You can either let autobrr create the config itself at startup, or create one manually. For more information, please visit configuring autobrr which covers creating a user manually, configuring the default port, setting the desired log level, etc.

On Linux-based systems, it is recommended to run autobrr as a service with auto-restarting capabilities, in order to account for potential downtime. The most common way is to do it via systemd.

You will need to create a service file in /etc/systemd/system/ called autobrr@.service. The @ is important.

touch /etc/systemd/system/autobrr@.service

Then place the following content inside the file (e.g. via nano/vim/ed):

/etc/systemd/system/autobrr@.service
[Unit]
Description=autobrr service for %i
After=syslog.target network-online.target

[Service]
Type=simple
User=%i
Group=%i
ExecStart=/usr/local/bin/autobrr --config=/home/%i/.config/autobrr/

[Install]
WantedBy=multi-user.target

The %i will automatically be replaced with your user when you call systemctl enable with @USERNAME like below.

Start the service.

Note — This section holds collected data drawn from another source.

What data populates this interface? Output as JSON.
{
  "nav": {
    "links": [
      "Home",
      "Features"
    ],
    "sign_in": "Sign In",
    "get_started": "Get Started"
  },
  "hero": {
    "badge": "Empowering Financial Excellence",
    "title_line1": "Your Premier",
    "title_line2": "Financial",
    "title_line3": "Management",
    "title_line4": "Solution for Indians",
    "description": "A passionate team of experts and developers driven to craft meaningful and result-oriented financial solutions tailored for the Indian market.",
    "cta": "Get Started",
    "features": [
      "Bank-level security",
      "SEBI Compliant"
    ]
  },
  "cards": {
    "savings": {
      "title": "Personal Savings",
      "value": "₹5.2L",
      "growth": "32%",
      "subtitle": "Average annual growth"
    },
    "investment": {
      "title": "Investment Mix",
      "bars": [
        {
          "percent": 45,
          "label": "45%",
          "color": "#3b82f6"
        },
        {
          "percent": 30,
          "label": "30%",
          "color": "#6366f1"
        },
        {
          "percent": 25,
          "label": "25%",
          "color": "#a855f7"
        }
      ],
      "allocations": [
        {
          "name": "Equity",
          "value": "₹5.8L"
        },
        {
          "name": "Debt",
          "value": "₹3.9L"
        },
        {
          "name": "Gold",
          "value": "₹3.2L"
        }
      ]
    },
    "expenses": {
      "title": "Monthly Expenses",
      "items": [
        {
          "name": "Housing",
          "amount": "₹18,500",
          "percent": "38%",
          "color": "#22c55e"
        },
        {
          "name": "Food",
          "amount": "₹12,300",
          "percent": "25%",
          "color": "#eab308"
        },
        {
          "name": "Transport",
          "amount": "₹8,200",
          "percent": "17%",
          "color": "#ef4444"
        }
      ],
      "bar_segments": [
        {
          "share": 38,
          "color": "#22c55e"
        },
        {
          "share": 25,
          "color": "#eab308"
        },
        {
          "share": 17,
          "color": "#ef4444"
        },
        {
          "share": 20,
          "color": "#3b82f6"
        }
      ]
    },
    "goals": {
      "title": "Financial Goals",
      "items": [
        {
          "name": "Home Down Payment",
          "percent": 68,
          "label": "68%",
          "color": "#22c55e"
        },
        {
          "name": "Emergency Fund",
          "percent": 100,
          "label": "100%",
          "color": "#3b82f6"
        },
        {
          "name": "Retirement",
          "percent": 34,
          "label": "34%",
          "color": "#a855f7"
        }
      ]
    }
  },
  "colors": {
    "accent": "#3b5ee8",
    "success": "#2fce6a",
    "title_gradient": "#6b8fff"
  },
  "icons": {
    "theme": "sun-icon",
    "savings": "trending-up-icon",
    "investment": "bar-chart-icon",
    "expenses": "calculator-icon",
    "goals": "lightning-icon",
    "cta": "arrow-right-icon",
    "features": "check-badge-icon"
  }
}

Enable will make it startup on reboot. Replace USERNAME with your username.

sudo systemctl enable --now autobrr@USERNAME.service

Make sure it's running and active

sudo systemctl status autobrr@USERNAME.service

Listen address

info

By default autobrr listens on 127.0.0.1 which is the recommended way when running a reverse proxy, but if you want to expose it to the internet/network then you must change the host in the ~/.config/autobrr/config.toml from 127.0.0.1 to 0.0.0.0.

Save the changes and restart autobrr with sudo systemctl restart autobrr@USERNAME.service.

It's recommended to run it behind a reverse proxy like Caddy (very simple) or nginx (moderately simple) in order to get TLS, more robust authentication mechanisms and other similar benefits.

Please see the Reverse proxy section for reverse proxy configuration examples.

Finishing up

Now that autobrr is up and running, you should be able to visit the your web UI at http://YOUR_IP:7474 or http://domain.ltd:7474 and proceed with your registration/login.

Version Updates

To upgrade Autobrr to the latest version first stop the service (if you have configured it):

sudo systemctl stop autobrr@USERNAME.service

Download the latest release:

wget $(curl -s https://api.github.com/repos/autobrr/autobrr/releases/latest | grep download | grep linux_x86_64 | cut -d\" -f4)

And finally unpack the release:

sudo tar -C /usr/local/bin -xzf autobrr*.tar.gz

This will overwrite both autobrr and autobrrctl in /usr/local/bin.